I am a Tenure-Track Professor of Data Science at the Faculty of Economics and Business Studies of the University of Giessen. Before joining the University of Giessen, I worked as a postdoctoral researcher in machine learning at the University of Oxford. Prior to that, I headed my own research group at the University of Freiburg, where I also obtained my Ph.D. in Information Systems. My research focuses on data science methods and computational techniques for understanding and predicting human decision-making in the digital age. Current research projects apply machine learning and natural language processing to a broad selection of topics, including (1) social networks, (2) recommender systems, and (3) financial markets. Apart from academic research, I am a passionate programmer and have developed multiple widely used R packages (> 150,000 downloads via CRAN) for text mining and machine learning.
Featured Research
Negativity Drives Online News Consumption
Online media is important for society in informing and shaping opinions, hence raising the question of what drives online news consumption. Here, we analyze the effect of negative words on news consumption using a massive online dataset of viral news stories. Specifically, we conducted preliminary analyses using a large-scale, series of randomized controlled trials in the field (N = 22,743). Our final dataset will comprise ∼105,000 different variations of news stories from Upworthy.com–one of the fastest growing websites of all time–that generated ∼8 million clicks across more than 530 million overall impressions. As such, this dataset allows a unique opportunity to test the causal impact of negative and emotional language on consumption with millions of news readers. An analysis with preliminary data reveals that negative words in news increase consumption rates. Our results contribute to a better understanding of why users engage with online media.
Co-authored with Claire E. Robertson (NYU), Kaoru Schwarzenegger (ETH Zurich), Phillip Parnamets (Karolinska Institutet), Jay J. Van Bavel (NYU), Stefan Feuerriegel (LMU Munich)
Accepted in principle at Nature Human Behaviour (accepted Stage 1 Registered Report available here)

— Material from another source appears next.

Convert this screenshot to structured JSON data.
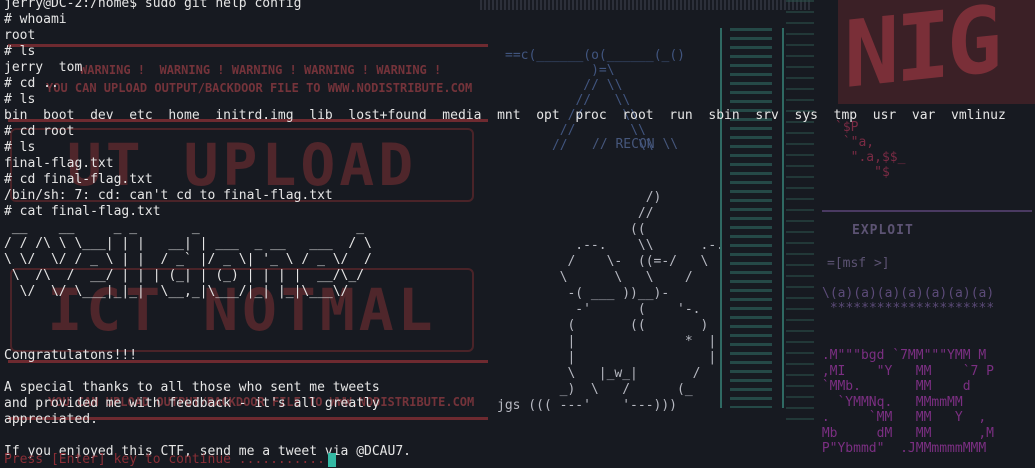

Hate Speech in the Political Discourse on Social Media: Disparities Across Parties, Gender, and Ethnicity
The political discourse on social media is increasingly characterized by hate speech, which affects not only the reputation of individual politicians but also the functioning of society at large. In this work, we empirically analyze how the amount of hate speech in replies to posts from politicians on Twitter depends on personal characteristics, such as their party affiliation, gender, and ethnicity. We find that tweets are particularly likely to receive hate speech in replies if they are authored by (i) persons of color from the Democratic party, (ii) white Republicans, and (iii) women. Furthermore, our analysis reveals that more negative sentiment (in the source tweet) is associated with more hate speech (in replies). However, the association varies across parties: negative sentiment attracts more hate speech for Democrats (vs. Republicans). Altogether, our empirical findings imply significant differences in how politicians are treated on social media depending on their party affiliation, gender, and ethnicity.
Accepted at The Web Conference (preprint available via arXiv)
Community-Based Fact-Checking on Twitter’s Birdwatch Platform
Twitter has recently introduced “Birdwatch,” a community-driven approach to address misinformation on Twitter. In this work, we empirically analyze how users interact with this new feature. Our empirical analysis yields the following main findings: (i) users more frequently file Birdwatch notes for misleading than not misleading tweets. These misleading tweets are primarily reported because of factual errors, lack of important context, or because they contain unverified claims. (ii) Birdwatch notes are more helpful to other users if they link to trustworthy sources and if they embed a more positive sentiment. (iii) The helpfulness of Birdwatch notes depends on the social influence of the author of the fact-checked tweet. For influential users with many followers, Birdwatch notes yield a lower level of consensus among users and community-created fact checks are more likely to be seen as being incorrect. Altogether, our findings can help social media platforms to formulate guidelines for users on how to write more helpful fact checks. At the same time, our analysis suggests that community-based fact-checking faces challenges regarding biased views and polarization among the user base.